ABPI’s Thompson says that while his association has not seen a significant number of industry employees moving back to Europe, it has noticed “a reduction in people from the EU applying for jobs in the UK”—an effect that’s been reported in the academic science sector, too. “I think that’s inevitable with this level of uncertainty.”
Of course, the full extent of the consequences of Brexit—for the pharmaceutical industry and beyond—will remain unclear at least until the UK’s departure, and may not be completely realized for several years afterward. However Brexit proceeds, “we hope that Europe will also see that it’s in the best interest of patients and public health to continue to work in collaboration with the UK,” Thompson tells The Scientist. “That’s the outcome that we’re looking for.”
KEY BREXIT DATES
June 23, 2016: Britain votes to leave the European Union by 51.9 percent to 48.1 percent.

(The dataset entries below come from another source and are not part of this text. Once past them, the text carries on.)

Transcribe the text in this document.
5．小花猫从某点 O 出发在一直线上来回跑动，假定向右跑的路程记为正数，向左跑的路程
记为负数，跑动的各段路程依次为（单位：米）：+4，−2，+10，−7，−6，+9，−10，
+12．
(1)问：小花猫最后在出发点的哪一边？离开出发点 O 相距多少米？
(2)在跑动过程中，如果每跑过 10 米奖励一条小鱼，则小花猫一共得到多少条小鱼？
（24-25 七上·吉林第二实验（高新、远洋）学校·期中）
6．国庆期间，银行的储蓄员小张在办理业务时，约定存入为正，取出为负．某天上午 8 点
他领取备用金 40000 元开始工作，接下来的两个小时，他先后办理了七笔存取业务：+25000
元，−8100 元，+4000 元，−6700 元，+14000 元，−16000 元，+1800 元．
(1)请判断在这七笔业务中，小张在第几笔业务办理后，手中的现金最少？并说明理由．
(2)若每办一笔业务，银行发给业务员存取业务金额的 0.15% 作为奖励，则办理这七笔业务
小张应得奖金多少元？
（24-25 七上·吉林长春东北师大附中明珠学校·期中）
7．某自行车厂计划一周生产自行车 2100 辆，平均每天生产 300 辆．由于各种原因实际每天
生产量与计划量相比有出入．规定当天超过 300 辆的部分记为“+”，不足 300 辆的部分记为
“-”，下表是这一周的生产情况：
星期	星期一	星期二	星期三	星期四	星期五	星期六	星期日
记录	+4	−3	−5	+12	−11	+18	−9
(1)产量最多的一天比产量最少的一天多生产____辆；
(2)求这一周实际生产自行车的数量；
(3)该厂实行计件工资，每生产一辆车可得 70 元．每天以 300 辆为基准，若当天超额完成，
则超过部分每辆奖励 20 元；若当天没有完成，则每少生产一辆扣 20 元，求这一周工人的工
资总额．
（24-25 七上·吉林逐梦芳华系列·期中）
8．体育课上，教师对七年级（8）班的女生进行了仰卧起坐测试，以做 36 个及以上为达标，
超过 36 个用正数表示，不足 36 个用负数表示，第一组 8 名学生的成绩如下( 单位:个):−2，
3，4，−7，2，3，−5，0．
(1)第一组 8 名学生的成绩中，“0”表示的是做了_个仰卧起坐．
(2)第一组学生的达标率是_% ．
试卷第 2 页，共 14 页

March 29, 2017: Prime Minister Theresa May invokes Article 50, officially triggering the process of the UK exiting the EU.
June 9, 2017: After calling a snap general election, the Conservative party, of which Prime Minister May is a member, loses its majority in the British Parliament.
June 19, 2017: UK and EU politicians begin formal negotiations regarding a potential Brexit agreement.
March 19, 2018: The UK and EU agree on a 21-month transitional period after Brexit to soften the blow to businesses—provided a withdrawal deal is agreed upon before the UK’s departure.
August 23, 2018: The British government publishes a detailed set of documents outlining how its citizens and businesses should prepare for a “no-deal” Brexit.
September 13, 2018: The government releases more “no-deal” documents, including guidance on regulating medicines and medical equipment.
October 18, 2018: Prime Minister May scheduled to meet with EU leaders in what may be the last chance to agree on a Brexit deal.
December 13–14, 2018: EU summit: Arguably the last chance to finalize a Brexit deal if an agreement is not finalized in October.
January–February 2019: The UK House of Commons will vote to approve or reject a Brexit deal (if an agreement exists by this time).
Before March 29, 2019: The European parliament must ratify the withdrawal agreement.
March 29, 2019: Britain will exit the EU.
December 31, 2020: Brexit transition period to end; the new economic and political rules will officially begin.
Update (October 16): The original version of this story referred to an EMA survey published in July showing that regulatory preparations for 16 percent of medicines might not be completed in time for Brexit. The story has been updated with the results from a more-recent survey, in which that number has dropped to 6 percent.